A scanning means for reciprocating a document, an imaging through lens system, and an odd or even number of plane mirrors that together with the imaging through lens system form a first optical path from the scanned area to the surface of the photoreceptor. A first roof-type reflecting mirror having a mirror surface angle smaller than 2 right angles shares the imaging through lens system with the first optical path, forming a second optical path from the scanned part to the surface of the photoreceptor. an odd or even number of plane mirrors and a second roof-type reflector having a mirror surface angle smaller than 2 right angles, which blocks the second optical path during forward scanning and blocks the first optical path during backward scanning; and an optical path switching means, in the first and second optical paths, the light beams traveling through the optical path components are arranged from opposite sides to each other,
By arranging the mirrors to be incident on the imaging lens system, and by making the directions of the ridge lines of the roof-type reflectors in each optical path different from each other by 90 degrees, it is possible to 1. A scanning exposure device for a copying machine, characterized in that a light image, either a mirror image or a normal image, of a document is projected onto the surface of a photoreceptor. 2. In claim 1, the first and second optical paths each have a pair of plane mirrors on the object space side of the imaging through lens, that is, in the document side space, and each of these pair of plane mirrors is The scanning plane mirror moves in a fixed direction along the surface, and the scanning plane mirror moves in a direction parallel to the moving direction of the scanning plane mirror in order to keep the optical path length and the angle of incidence of the light beam to the imaging through lens system unchanged. A plane mirror that follows the scanning plane mirror at a moving speed that is 1/2 of the moving speed of the plane mirror, and scanning of the original is performed by moving the pair of plane mirrors.

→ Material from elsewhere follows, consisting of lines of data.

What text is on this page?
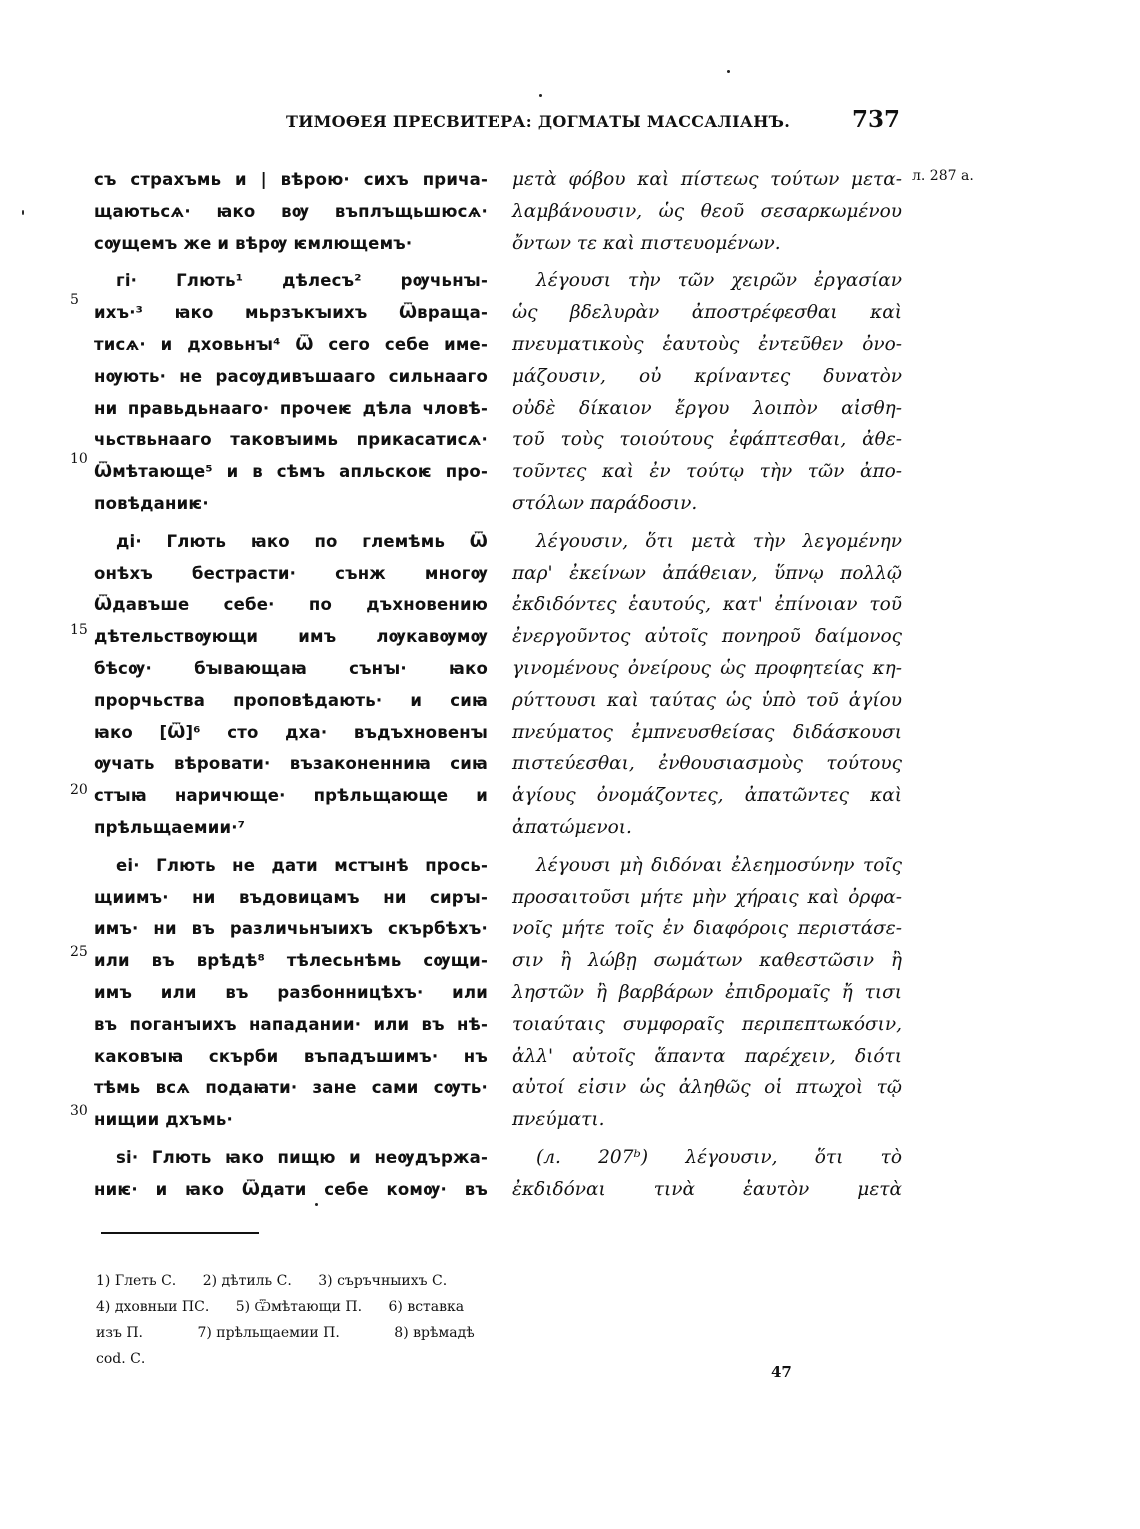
ТИМОѲЕЯ ПРЕСВИТЕРА: ДОГМАТЫ МАССАЛІАНЪ.	737
л. 287 а.
5
10
15
20
25
30
съ страхъмь и | вѣрою· сихъ прича-
щаютьсѧ· ꙗко вѹ въплъщьшюсѧ·
сѹщемъ же и вѣрѹ ѥмлющемъ·
гі· Глють¹ дѣлесъ² рѹчьнꙑ-
ихъ·³ ꙗко мьрзъкꙑихъ Ѿвраща-
тисѧ· и дховьнꙑ⁴ Ѿ сего себе име-
нѹють· не расѹдивъшааго сильнааго
ни правьдьнааго· прочеѥ дѣла чловѣ-
чьствьнааго таковꙑимь прикасатисѧ·
Ѿмѣтающе⁵ и в сѣмъ апльскоѥ про-
повѣданиѥ·
ді· Глють ꙗко по глемѣмь Ѿ
онѣхъ бестрасти· сънж многѹ
Ѿдавъше себе· по дъхновению
дѣтельствѹющи имъ лѹкавѹмѹ
бѣсѹ· бꙑвающаꙗ сънꙑ· ꙗко
прорчьства проповѣдають· и сиꙗ
ꙗко [Ѿ]⁶ сто дха· въдъхновенꙑ
ѹчать вѣровати· възаконенниꙗ сиꙗ
стꙑꙗ наричюще· прѣльщающе и
прѣльщаемии·⁷
еі· Глють не дати мстꙑнѣ прось-
щиимъ· ни въдовицамъ ни сирꙑ-
имъ· ни въ различьнꙑихъ скърбѣхъ·
или въ врѣдѣ⁸ тѣлесьнѣмь сѹщи-
имъ или въ разбонницѣхъ· или
въ поганꙑихъ нападании· или въ нѣ-
каковꙑꙗ скърби въпадъшимъ· нъ
тѣмь всѧ подаꙗти· зане сами сѹть·
нищии дхъмь·
ѕі· Глють ꙗко пищю и неѹдържа-
ниѥ· и ꙗко Ѿдати себе комѹ· въ
μετὰ φόβου καὶ πίστεως τούτων μετα-
λαμβάνουσιν, ὡς θεοῦ σεσαρκωμένου
ὄντων τε καὶ πιστευομένων.
λέγουσι τὴν τῶν χειρῶν ἐργασίαν
ὡς βδελυρὰν ἀποστρέφεσθαι καὶ
πνευματικοὺς ἑαυτοὺς ἐντεῦθεν ὀνο-
μάζουσιν, οὐ κρίναντες δυνατὸν
οὐδὲ δίκαιον ἔργου λοιπὸν αἰσθη-
τοῦ τοὺς τοιούτους ἐφάπτεσθαι, ἀθε-
τοῦντες καὶ ἐν τούτῳ τὴν τῶν ἀπο-
στόλων παράδοσιν.
λέγουσιν, ὅτι μετὰ τὴν λεγομένην
παρ' ἐκείνων ἀπάθειαν, ὕπνῳ πολλῷ
ἐκδιδόντες ἑαυτούς, κατ' ἐπίνοιαν τοῦ
ἐνεργοῦντος αὐτοῖς πονηροῦ δαίμονος
γινομένους ὀνείρους ὡς προφητείας κη-
ρύττουσι καὶ ταύτας ὡς ὑπὸ τοῦ ἁγίου
πνεύματος ἐμπνευσθείσας διδάσκουσι
πιστεύεσθαι, ἐνθουσιασμοὺς τούτους
ἁγίους ὀνομάζοντες, ἀπατῶντες καὶ
ἀπατώμενοι.
λέγουσι μὴ διδόναι ἐλεημοσύνην τοῖς
προσαιτοῦσι μήτε μὴν χήραις καὶ ὀρφα-
νοῖς μήτε τοῖς ἐν διαφόροις περιστάσε-
σιν ἢ λώβῃ σωμάτων καθεστῶσιν ἢ
ληστῶν ἢ βαρβάρων ἐπιδρομαῖς ἤ τισι
τοιαύταις συμφοραῖς περιπεπτωκόσιν,
ἀλλ' αὐτοῖς ἅπαντα παρέχειν, διότι
αὐτοί εἰσιν ὡς ἀληθῶς οἱ πτωχοὶ τῷ
πνεύματι.
(л. 207ᵇ) λέγουσιν, ὅτι τὸ
ἐκδιδόναι τινὰ ἑαυτὸν μετὰ
1) Глеть С. 2) дѣтиль С. 3) съръчныихъ С.
4) дховныи ПС. 5) Ѿмѣтающи П. 6) вставка
изъ П.	7) прѣльщаемии П.	8) врѣмадѣ
cod. С.
47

A scanning exposure device in a copying machine. 3 In claim 2, the scanning plane mirror is a single single-sided or double-sided mirror, and this scanning plane mirror is shared by the first and second optical paths, and the direction of the mirror surface can be switched or A scanning exposure device for a copying machine, characterized in that an optical path is selected by selectively using mirror surfaces on both sides. 4. Claim 1 is characterized in that the elements constituting the first and second optical paths are each fixed at a fixed position, and the document is scanned by transporting the document back and forth. A scanning exposure device in a copying machine.